Tuesday, October 23, 2007

Generalized Covariance Models

So it appears that the most rich and complex models that people have developed in bioinformatics, structural biology, and systems biology all rotate around a very powerful and general qualitative and quantitative phenomenon. The observed correlation structure of the data. In my own research, the observed correlation structure is what dictates whether or not you can reject the null hypothesis for a structural relationship between endogenous variables. Even in evolutionary biology and quantitative genetics...these fields have powerful equations that attempt to be dynamically descriptive and sufficent...and they rotate around patterns of covariation observed between multiple endogenous variables, e.g. phenotypes. Within patterns of covariation you can capture stochastic as well as deterministic connections between modules in a complex system.

There are two major questions one can ask of a correlation structure. The first, and most difficult question, is what structure does the observed patterns of correlation suggest. This is a very difficult question, because based on an underyling assumed probabilistic model, the possible number of structural relationships between endogenous variables can be an enormous combinatorial function of the number of variables in the system. Devising clever computational tricks to search this vast space of models is very tricky, and often leads to NP-complete problems. A much easier question (though still very difficult), is given some known structure (tree, directed acyclic graph, undirected graph...), estimate the parameters describing the probabilistic or structural relationships between variables in the system.

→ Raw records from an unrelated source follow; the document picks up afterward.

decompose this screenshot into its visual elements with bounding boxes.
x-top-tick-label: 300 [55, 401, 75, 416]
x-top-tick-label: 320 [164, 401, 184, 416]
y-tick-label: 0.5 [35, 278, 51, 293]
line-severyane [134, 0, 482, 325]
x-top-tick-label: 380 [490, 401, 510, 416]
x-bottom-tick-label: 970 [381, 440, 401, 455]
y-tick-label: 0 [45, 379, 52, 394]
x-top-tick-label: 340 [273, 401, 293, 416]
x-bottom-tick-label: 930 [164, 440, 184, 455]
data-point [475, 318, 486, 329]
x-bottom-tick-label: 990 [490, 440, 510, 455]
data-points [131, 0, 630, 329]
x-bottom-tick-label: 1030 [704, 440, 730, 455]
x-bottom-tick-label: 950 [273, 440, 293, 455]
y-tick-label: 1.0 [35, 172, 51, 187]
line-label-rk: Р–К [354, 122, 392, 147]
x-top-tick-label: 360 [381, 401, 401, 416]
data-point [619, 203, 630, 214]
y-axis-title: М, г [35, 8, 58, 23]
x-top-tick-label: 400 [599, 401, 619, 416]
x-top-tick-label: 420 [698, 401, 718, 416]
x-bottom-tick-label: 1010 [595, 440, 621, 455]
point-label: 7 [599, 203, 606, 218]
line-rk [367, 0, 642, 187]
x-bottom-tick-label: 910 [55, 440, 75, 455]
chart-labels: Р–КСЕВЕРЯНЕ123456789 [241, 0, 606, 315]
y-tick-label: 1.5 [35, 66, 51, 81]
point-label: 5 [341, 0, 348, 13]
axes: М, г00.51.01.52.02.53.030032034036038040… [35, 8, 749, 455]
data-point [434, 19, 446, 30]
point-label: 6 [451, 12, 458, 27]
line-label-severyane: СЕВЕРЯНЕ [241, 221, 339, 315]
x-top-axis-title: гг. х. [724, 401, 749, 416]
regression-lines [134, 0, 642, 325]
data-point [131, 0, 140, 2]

Yet I feel like the correlation structure is just the first pass at deeper patterns present in the data. There must exist higher order correlations between modules of variables. Pairwise correlation can only get you so far. In the field of data mining there are many dimensionality reduction techniques that allow you to search through high dimensional multivariate data, and try to find global patterns that can be mapped down to low dimensional manifolds. These include support vector machines, principle component analysis, and many others.

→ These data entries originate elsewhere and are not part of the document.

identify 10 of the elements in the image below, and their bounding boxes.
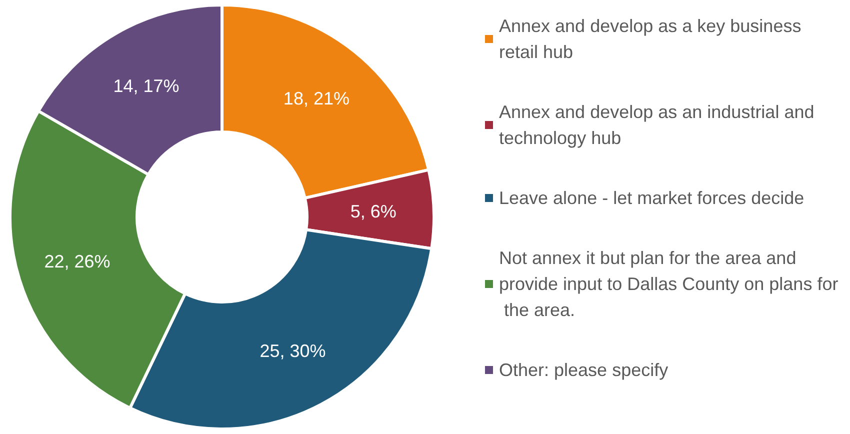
data-label: 18, 21%: [283, 88, 350, 109]
data-label: 5, 6%: [350, 201, 396, 222]
legend-label: Annex and develop as an industrial and technology hub: [499, 102, 820, 148]
data-label: 25, 30%: [260, 340, 326, 361]
legend-label: Other: please specify: [499, 360, 668, 380]
data-label: 22, 26%: [44, 252, 110, 272]
legend-label: Annex and develop as a key business retail hub: [499, 16, 806, 62]
legend-label: Not annex it but plan for the area and provide input to Dallas County on plans for the area.: [499, 248, 838, 320]
legend-label: Leave alone - let market forces decide: [499, 188, 804, 208]
data-label: 14, 17%: [113, 76, 180, 96]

This is what I was driving at with all the gibberish about h-grammar on m-languages. Being able to accurately model and encapsulate not just the pairwise correlation between elements of a system, but also the higher order correlations between modules of the system, and the implied hierarchy therein. The most difficult aspect of such systems is the design of experiments or the collection of data which would let you start asking questions at that level. Most experiments have barely enough power to detect pairwise interactions between variables, much less complicated higher order interactions between entire suites of variables. If one has an intimate knowledge of the biology occuring, then one can impose deterministic and stochastic constraints on variables that can lead to meaningful results as far as higher order patterns of covariation, but even this is subtle and not straight forward.